Exercise caution when working, playing around electric equipment

With spring in full swing and people spending more time outdoors, National Grid reminds customers to exercise caution when working and playing around electric facilities, including poles, wires, ground-level transformers or other equipment. For more information, National Grid’s “Stay Clear and Stay Alive” outdoor safety guide can be found here. In addition, the company offers the following tips for working and playing safely outside:

Power Line Safety

  •  Overhead power lines carry high voltages, so it’s safest to assume that all overhead wires
    are electric wires.
  • The coating on overhead wires is intended to protect the wire from weather, but it will not
    protect against from electric shock.
  •  Never touch downed power lines. Always assume that they are carrying live electricity.
    Downed lines should be immediately reported to National Grid at 1-800-867-5222 or to
    your local emergency response organization.

Ladder Safety

  • Before erecting a ladder, always look up to make sure that it will not come in contact with,
    or come close to a power line.
  •  When working on a ladder, keep a distance of at least 10 feet from power lines, even from
    those that are connected to your home.
  • Never touch power lines with a ladder, nor with tools or any part of your body.
  • Never place a ladder in a puddle or damp ground. Metal parts and moisture conduct
    electricity, and ladders or tools that make contact with a power line provides a path for
    electric current to the ground. This can be dangerous for those who come into contact with
    an object that is touching a power line, as they can become part of that path and sustain
    injury or death.
  • Never use power tools or any electric device while standing on a damp floor or wet ground.
    If the power tool is damaged by contact with water, you could receive a fatal shock.
  • Always carry ladders horizontally, and keep them away from power lines.
  • Make sure that equipment is properly grounded before using power equipment and tools.
  • For added safety, install Ground Fault Circuit Interrupters on all outdoor electric outlets.
    They are designed to prevent shock.
  • Indoor extension cords are not safe for outdoor use. Before plugging in any extension cord,
    check to see if the insulation is cracked or frayed. If there is damage, use a new cord.
  • Before installing a new antenna, satellite dish or any rooftop appliance, be certain it is clear
    of all power lines. The antenna must be firmly secured to the roof and may require bracing
    with guy wires to withstand high winds. A metal antenna can form a deadly conduit for
    electric current if it makes contact with a power line.

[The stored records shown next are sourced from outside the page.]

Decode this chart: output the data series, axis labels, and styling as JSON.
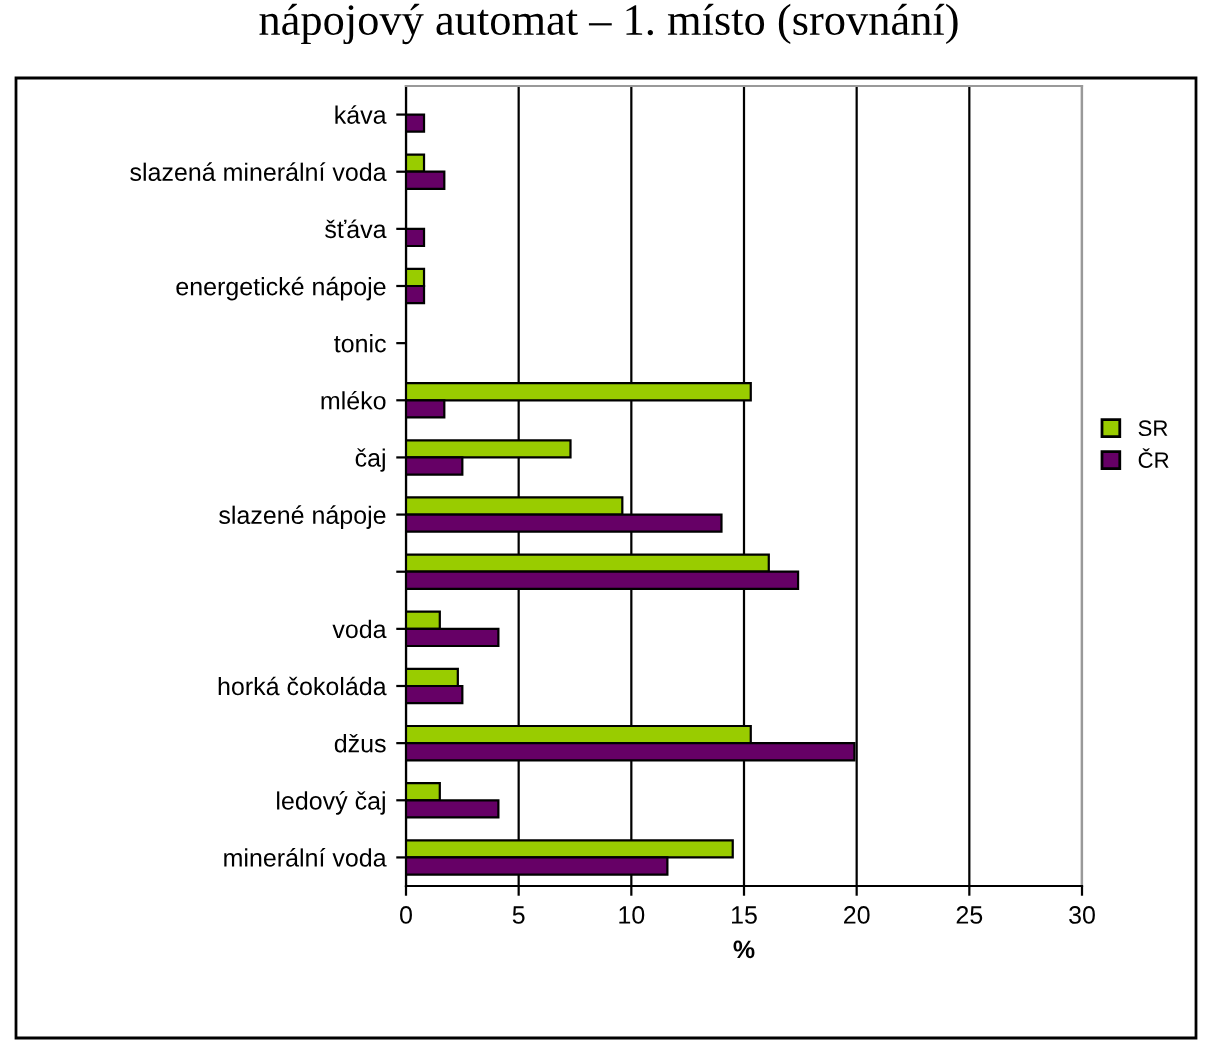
{
  "chart_data": {
    "type": "bar",
    "orientation": "horizontal",
    "title": "nápojový automat – 1. místo (srovnání)",
    "xlabel": "%",
    "categories": [
      "káva",
      "slazená minerální voda",
      "šťáva",
      "energetické nápoje",
      "tonic",
      "mléko",
      "čaj",
      "slazené nápoje",
      null,
      "voda",
      "horká čokoláda",
      "džus",
      "ledový čaj",
      "minerální voda"
    ],
    "series": [
      {
        "name": "SR",
        "color": "#99cc00",
        "values": [
          0,
          0.8,
          0,
          0.8,
          0,
          15.3,
          7.3,
          9.6,
          16.1,
          1.5,
          2.3,
          15.3,
          1.5,
          14.5
        ]
      },
      {
        "name": "ČR",
        "color": "#660066",
        "values": [
          0.8,
          1.7,
          0.8,
          0.8,
          0,
          1.7,
          2.5,
          14.0,
          17.4,
          4.1,
          2.5,
          19.9,
          4.1,
          11.6
        ]
      }
    ],
    "xlim": [
      0,
      30
    ],
    "xticks": [
      0,
      5,
      10,
      15,
      20,
      25,
      30
    ],
    "grid": "x",
    "legend": "right"
  }
}
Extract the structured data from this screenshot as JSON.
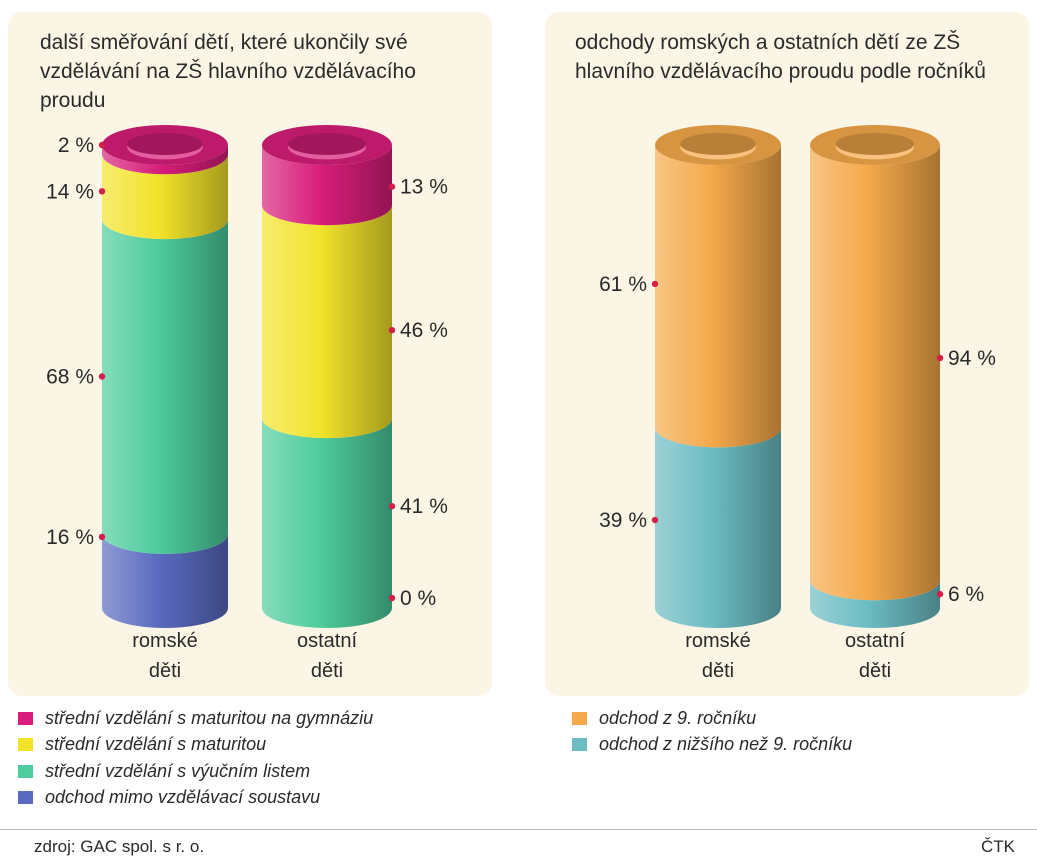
{
  "chart_data": [
    {
      "type": "bar",
      "stacked": true,
      "title": "další směřování dětí, které ukončily své vzdělávání na ZŠ hlavního vzdělávacího proudu",
      "categories": [
        "romské děti",
        "ostatní děti"
      ],
      "series": [
        {
          "name": "odchod mimo vzdělávací soustavu",
          "color": "#5a6ac0",
          "values": [
            16,
            0
          ],
          "labels": [
            "16 %",
            "0 %"
          ]
        },
        {
          "name": "střední vzdělání s výučním listem",
          "color": "#4dcc9d",
          "values": [
            68,
            41
          ],
          "labels": [
            "68 %",
            "41 %"
          ]
        },
        {
          "name": "střední vzdělání s maturitou",
          "color": "#f2e32a",
          "values": [
            14,
            46
          ],
          "labels": [
            "14 %",
            "46 %"
          ]
        },
        {
          "name": "střední vzdělání s maturitou na gymnáziu",
          "color": "#d81e7a",
          "values": [
            2,
            13
          ],
          "labels": [
            "2 %",
            "13 %"
          ]
        }
      ]
    },
    {
      "type": "bar",
      "stacked": true,
      "title": "odchody romských a ostatních dětí ze ZŠ hlavního vzdělávacího proudu podle ročníků",
      "categories": [
        "romské děti",
        "ostatní děti"
      ],
      "series": [
        {
          "name": "odchod z nižšího než 9. ročníku",
          "color": "#6bbcc3",
          "values": [
            39,
            6
          ],
          "labels": [
            "39 %",
            "6 %"
          ]
        },
        {
          "name": "odchod z 9. ročníku",
          "color": "#f5a94a",
          "values": [
            61,
            94
          ],
          "labels": [
            "61 %",
            "94 %"
          ]
        }
      ]
    }
  ],
  "category_labels": [
    {
      "line1": "romské",
      "line2": "děti"
    },
    {
      "line1": "ostatní",
      "line2": "děti"
    }
  ],
  "footer": {
    "source": "zdroj: GAC spol. s r. o.",
    "agency": "ČTK"
  }
}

Cautions for Outdoor Recreation

  • Kites, model airplanes and other toys should be flown in open areas, far away from trees
    and power lines.
  • If a toy becomes tangled in a tree or power line, do not try to retrieve it. The safest thing to
    do is leave it there.
  • Don’t fly toys on damp or rainy days, as wet string can conduct electricity. Don’t use metal
    string or a kite that has metal in its construction. If it touches a power line, the individual
    flying the kite could sustain serious injury.
  • When sailing and fishing, be alert near shorelines, inlets and marinas for overhead lines
    that could come in contact with masts or antennae. Before casting a fishing line, check for
    nearby electric lines.

About National Grid

National Grid (LSE: NG; NYSE: NGG) is an electricity, natural gas, and clean energy delivery company serving more than 20 million people through our networks in New York, Massachusetts, and Rhode Island. We are the largest distributor of natural gas in the Northeast. National Grid also operates the systems that deliver gas and electricity across Great Britain.

National Grid is transforming our electricity and natural gas networks with smarter, cleaner, and more resilient energy solutions to meet the goal of reducing greenhouse gas emissions by 80 percent by 2050. Our Northeast 80x50 Pathway is an industry leading analysis for how to reach that goal in the states we serve, focusing on the power generation, heat, and transportation sectors.